Saturday, February 13, 2010

Giving Back




Today we volunteered with our church-picking oranges again. We get to glean the second harvest from groves that have already been picked and then all the fruit gets distributed to food banks and homeless shelters in our area. It's a pretty cool way to give back and the kids think it's lots of fun. With the exception of the 42 degree temperature and wind (very cold for us, not so cold for the northerners), we had a great time together.

It was a pretty neat experience to have Hermela and Meron with us this time. I had looked up the words to be able to tell them what we would be doing-picking oranges to give to poor people who needed food. Hermela was sitting in the back seat on the way to the grove and she said, "mommy-Addis Ababa, Hermela deh-ha (poor)." She was telling me that she was poor in Ethiopia. She was one of those "poor people" without enough to eat and now here she is in America on the other side of poverty. It just made the day a little more meaningful to know that just a few months ago, our little girls were the ones that were hungry. Hunger is not abstract for them, they've lived it.
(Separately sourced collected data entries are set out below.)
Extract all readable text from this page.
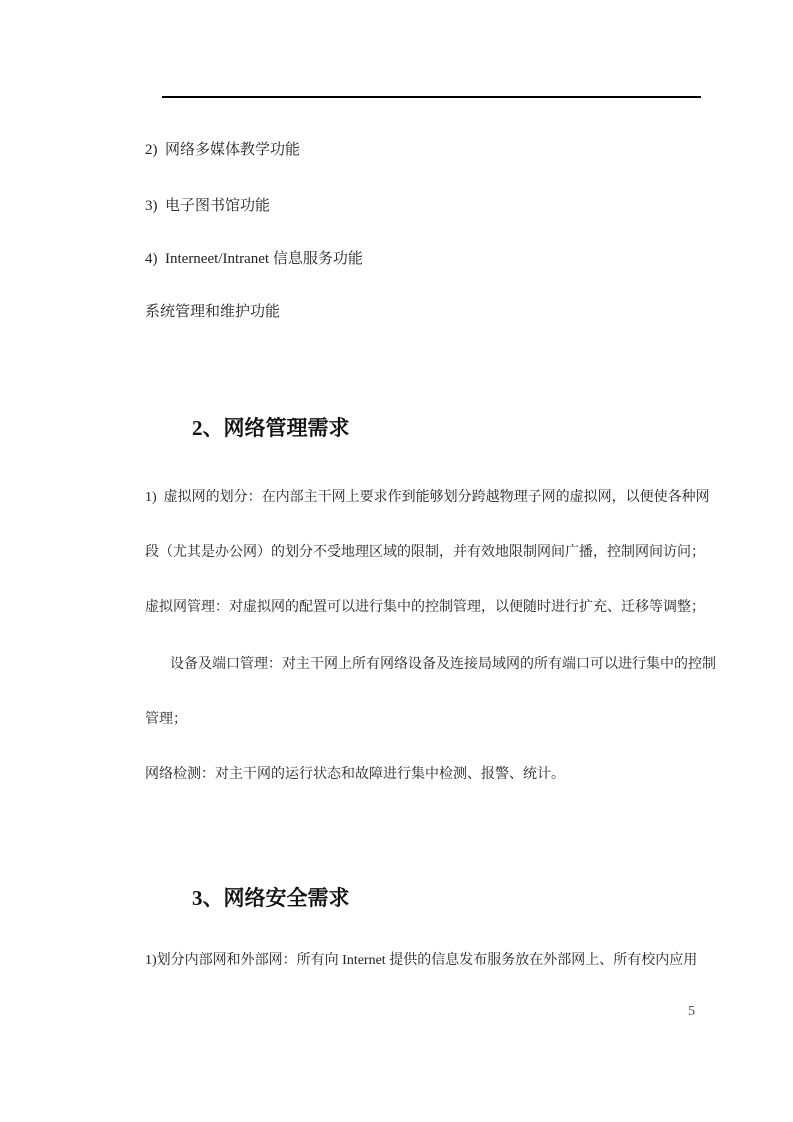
2)  网络多媒体教学功能
3)  电子图书馆功能
4)  Interneet/Intranet 信息服务功能
系统管理和维护功能
2、网络管理需求
1)  虚拟网的划分：在内部主干网上要求作到能够划分跨越物理子网的虚拟网，以便使各种网
段（尤其是办公网）的划分不受地理区域的限制，并有效地限制网间广播，控制网间访问；
虚拟网管理：对虚拟网的配置可以进行集中的控制管理，以便随时进行扩充、迁移等调整；
设备及端口管理：对主干网上所有网络设备及连接局域网的所有端口可以进行集中的控制
管理；
网络检测：对主干网的运行状态和故障进行集中检测、报警、统计。
3、网络安全需求
1)划分内部网和外部网：所有向 Internet 提供的信息发布服务放在外部网上、所有校内应用
5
Now that we're home, I'm praying that God will show us what our next step is. Just because we've got our children home, it doesn't mean God's plan for our family is done. We don't get to check adoption off the list and move on with our lives as if we don't know that every night children and families go to sleep hungry huddled up on the side of the road in a third world country. Or that on any given day in Ethiopia a mother or father makes the decision to relinquish their child because they literally can not feed them. Or that people die from illnesses that are easily treatable with simple medications. If Ethiopia feels too far away, we don't have to look very far to find that hunger and poverty are right at our door steps. It is all around us, so I pray that God would make clear His plan for our lives and that we will be faithful in following Him and will continue to care for "the least of these" (from whom we can all learn the most).
I'm continually telling our children (and myself) that "its not about you". Life is not about me. It is not about what is comfortable or easy. It is about spreading God's love to others and that is what I hope will define our family.